Incluso en una nación como Chile, donde es patente el éxito de la
liberalización de la economía, alguna vez he escuchado a uno de los grandes
expertos del país, Cristian Larroulet, una escalofriante sospecha: si el
"modelo" chileno fuera discutido en un referéndum, tal vez sería derrotado.
Según Larroulet, lo que afortunadamente ha cambiado en el país es la visión de
la clase dirigente, hoy mucho más educada y prudente, pero no la de las grandes
masas, que en un alto porcentaje continúan aferradas a los viejos esquemas
mentales del populismo y del colectivismo.
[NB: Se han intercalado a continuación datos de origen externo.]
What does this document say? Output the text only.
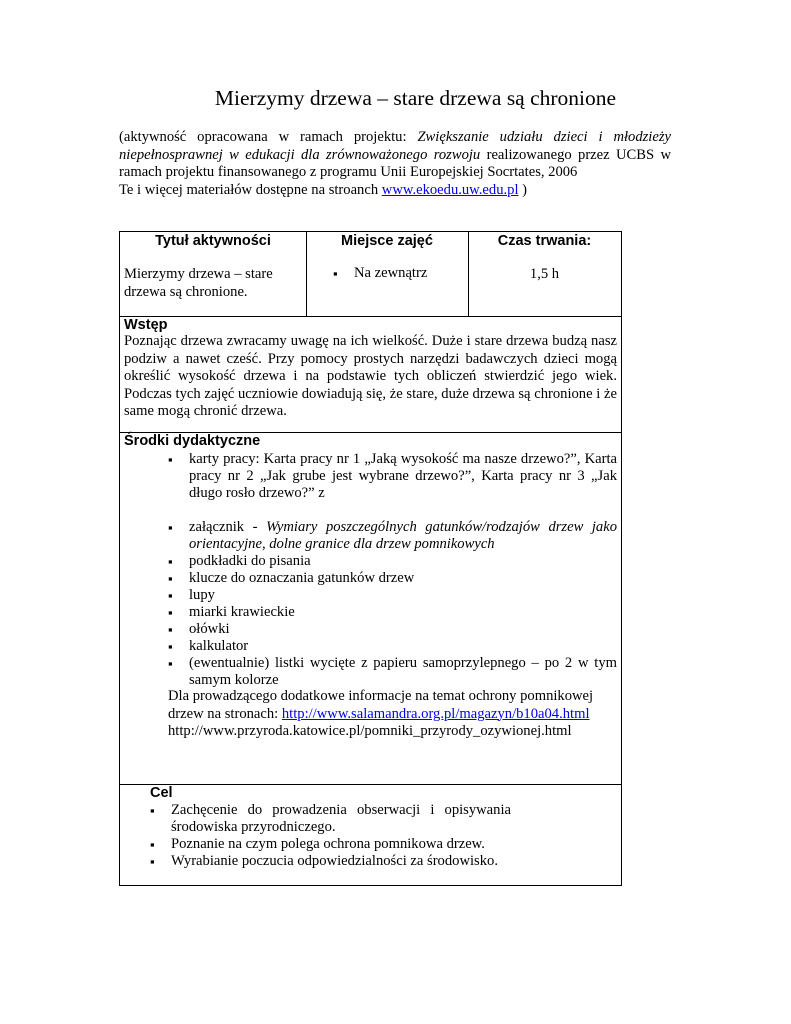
Mierzymy drzewa – stare drzewa są chronione
(aktywność opracowana w ramach projektu: Zwiększanie udziału dzieci i młodzieży niepełnosprawnej w edukacji dla zrównoważonego rozwoju realizowanego przez UCBS w ramach projektu finansowanego z programu Unii Europejskiej Socrtates, 2006
Te i więcej materiałów dostępne na stroanch www.ekoedu.uw.edu.pl )
Tytuł aktywności
Mierzymy drzewa – stare drzewa są chronione.
Miejsce zajęć
▪ Na zewnątrz
Czas trwania:
1,5 h
Wstęp
Poznając drzewa zwracamy uwagę na ich wielkość. Duże i stare drzewa budzą nasz podziw a nawet cześć. Przy pomocy prostych narzędzi badawczych dzieci mogą określić wysokość drzewa i na podstawie tych obliczeń stwierdzić jego wiek. Podczas tych zajęć uczniowie dowiadują się, że stare, duże drzewa są chronione i że same mogą chronić drzewa.
Środki dydaktyczne
▪ karty pracy: Karta pracy nr 1 „Jaką wysokość ma nasze drzewo?”, Karta pracy nr 2 „Jak grube jest wybrane drzewo?”, Karta pracy nr 3 „Jak długo rosło drzewo?” z
▪ załącznik - Wymiary poszczególnych gatunków/rodzajów drzew jako orientacyjne, dolne granice dla drzew pomnikowych
▪ podkładki do pisania
▪ klucze do oznaczania gatunków drzew
▪ lupy
▪ miarki krawieckie
▪ ołówki
▪ kalkulator
▪ (ewentualnie) listki wycięte z papieru samoprzylepnego – po 2 w tym samym kolorze
Dla prowadzącego dodatkowe informacje na temat ochrony pomnikowej
drzew na stronach: http://www.salamandra.org.pl/magazyn/b10a04.html
http://www.przyroda.katowice.pl/pomniki_przyrody_ozywionej.html
Cel
▪ Zachęcenie do prowadzenia obserwacji i opisywania środowiska przyrodniczego.
▪ Poznanie na czym polega ochrona pomnikowa drzew.
▪ Wyrabianie poczucia odpowiedzialności za środowisko.
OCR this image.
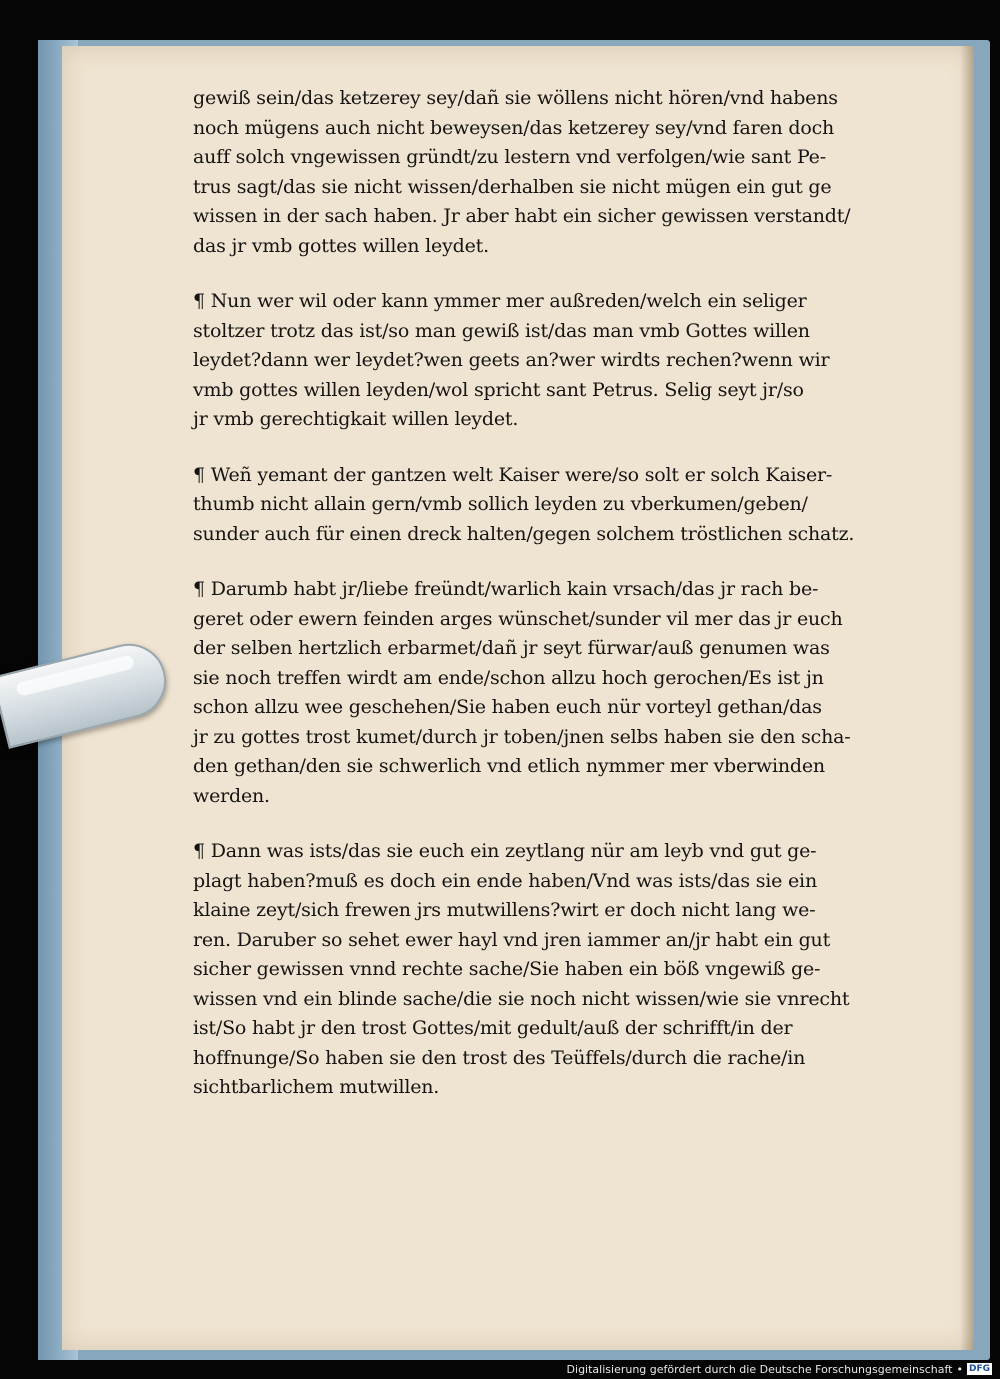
gewiß sein/das ketzerey sey/dañ sie wöllens nicht hören/vnd habens
noch mügens auch nicht beweysen/das ketzerey sey/vnd faren doch
auff solch vngewissen gründt/zu lestern vnd verfolgen/wie sant Pe‑
trus sagt/das sie nicht wissen/derhalben sie nicht mügen ein gut ge
wissen in der sach haben. Jr aber habt ein sicher gewissen verstandt/
das jr vmb gottes willen leydet.
¶ Nun wer wil oder kann ymmer mer außreden/welch ein seliger
stoltzer trotz das ist/so man gewiß ist/das man vmb Gottes willen
leydet?dann wer leydet?wen geets an?wer wirdts rechen?wenn wir
vmb gottes willen leyden/wol spricht sant Petrus. Selig seyt jr/so
jr vmb gerechtigkait willen leydet.
¶ Weñ yemant der gantzen welt Kaiser were/so solt er solch Kaiser‑
thumb nicht allain gern/vmb sollich leyden zu vberkumen/geben/
sunder auch für einen dreck halten/gegen solchem tröstlichen schatz.
¶ Darumb habt jr/liebe freündt/warlich kain vrsach/das jr rach be‑
geret oder ewern feinden arges wünschet/sunder vil mer das jr euch
der selben hertzlich erbarmet/dañ jr seyt fürwar/auß genumen was
sie noch treffen wirdt am ende/schon allzu hoch gerochen/Es ist jn
schon allzu wee geschehen/Sie haben euch nür vorteyl gethan/das
jr zu gottes trost kumet/durch jr toben/jnen selbs haben sie den scha‑
den gethan/den sie schwerlich vnd etlich nymmer mer vberwinden
werden.
¶ Dann was ists/das sie euch ein zeytlang nür am leyb vnd gut ge‑
plagt haben?muß es doch ein ende haben/Vnd was ists/das sie ein
klaine zeyt/sich frewen jrs mutwillens?wirt er doch nicht lang we‑
ren. Daruber so sehet ewer hayl vnd jren iammer an/jr habt ein gut
sicher gewissen vnnd rechte sache/Sie haben ein böß vngewiß ge‑
wissen vnd ein blinde sache/die sie noch nicht wissen/wie sie vnrecht
ist/So habt jr den trost Gottes/mit gedult/auß der schrifft/in der
hoffnunge/So haben sie den trost des Teüffels/durch die rache/in
sichtbarlichem mutwillen.
Digitalisierung gefördert durch die Deutsche Forschungsgemeinschaft • DFG
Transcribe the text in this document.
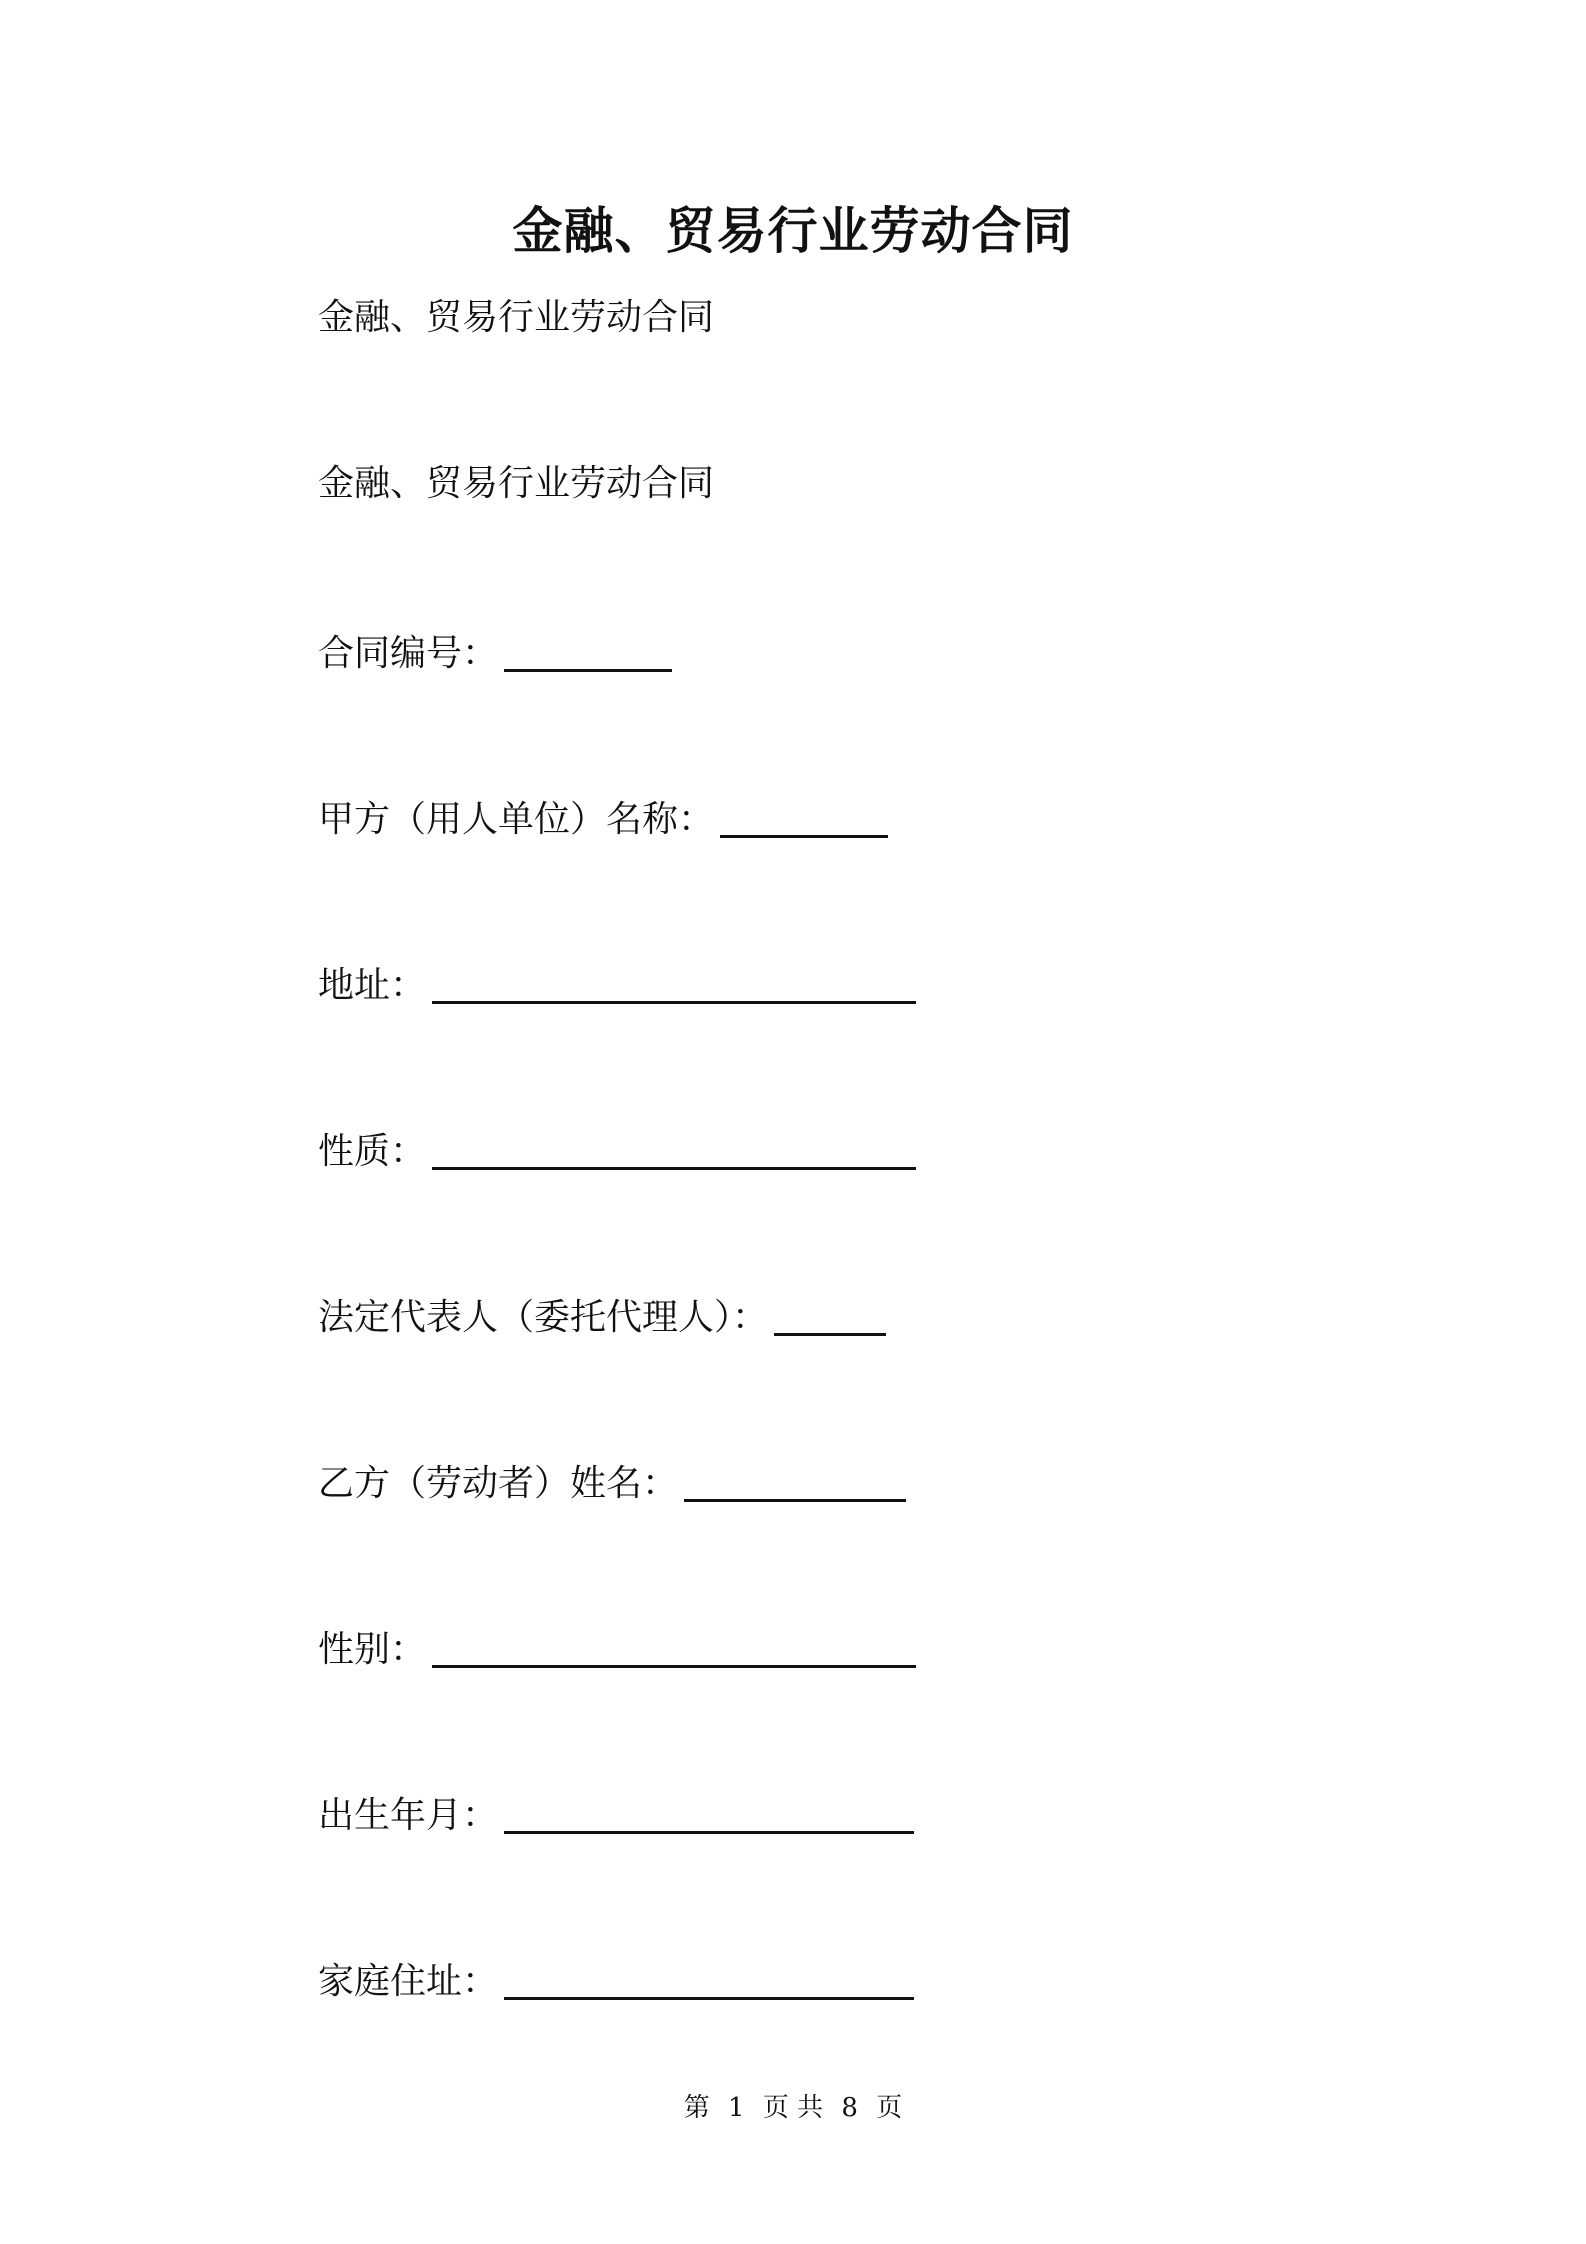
金融、贸易行业劳动合同

金融、贸易行业劳动合同

金融、贸易行业劳动合同

合同编号：
甲方（用人单位）名称：
地址：
性质：
法定代表人（委托代理人）：
乙方（劳动者）姓名：
性别：
出生年月：
家庭住址：
第 1 页 共 8 页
En el principio era diferente
No obstante, es justo señalar que no siempre ha sido así. En sus inicios, en el primer cuarto del siglo XIX, las repúblicas latinoamericanas partieron de una visión liberal y democrática de las relaciones de poder. El triunfo contra España era la victoria contra el mercantilismo, era el fin de los monopolios y era la apoteosis del mercado. En aquellos años fundacionales, los de Francisco de Miranda y Simón Bolívar, los de José de San Martín y José Gervasio Artigas, las élites criollas progresistas, que fueron las que organizaron la revolución contra España, en el terreno económico defendían las ideas de Jacques Turgot y Adam Smith, mientras los reaccionarios se aferraban al mercantilismo típico de las monarquías absolutistas, perfilado en la Francia del siglo XVII por Jean Baptiste Colbert, ministro de Finanzas de Luis XIV, cargo que entonces tenía el más exacto nombre de controlador general.

En realidad, nada había de sorprendente en esto. En América Latina se estaba reproduciendo un episodio que formaba parte de la evolución casi natural de la Ilustración ocurrida en el mundo occidental. Simplemente, las ideas que en 1776 habían propiciado la revolución norteamericana y la aparición de la primera república moderna, o que en Francia desataron la revolución de 1789, volvían a expresarse, pero esta vez en el sur del hemisferio americano.

De la misma forma que los estadounidenses, pocos años antes de la insurrección contra Inglaterra, protestaron contra los impuestos abusivos con rebeliones y actos de desobediencia, como la famosa revuelta del té en la bahía de Boston en 1773, los cubanos en 1720 se insubordinaron en defensa del libre comercio y contra el monopolio del tabaco impuesto por la Corona española, los comuneros paraguayos lo hicieron poco después, y los comuneros colombianos algunas décadas más tarde. En realidad, todos estos episodios del siglo XVIII en demanda de comercio libre y la eliminación de privilegios, aplastados a sangre y fuego por las autoridades coloniales españolas, sirvieron como acicate a las luchas emancipadoras del siglo XIX.

Otro tanto puede decirse de las libertades políticas: al menos desde el punto de vista teórico, el punto de partida de las naciones latinoamericanas fueron las ideas republicanas básicas: soberanía popular, control y límites a la autoridad, protección de los derechos individuales, división de poderes, rendición de cuentas por parte de los servidores públicos y formas democráticas de seleccionar a los gobernantes.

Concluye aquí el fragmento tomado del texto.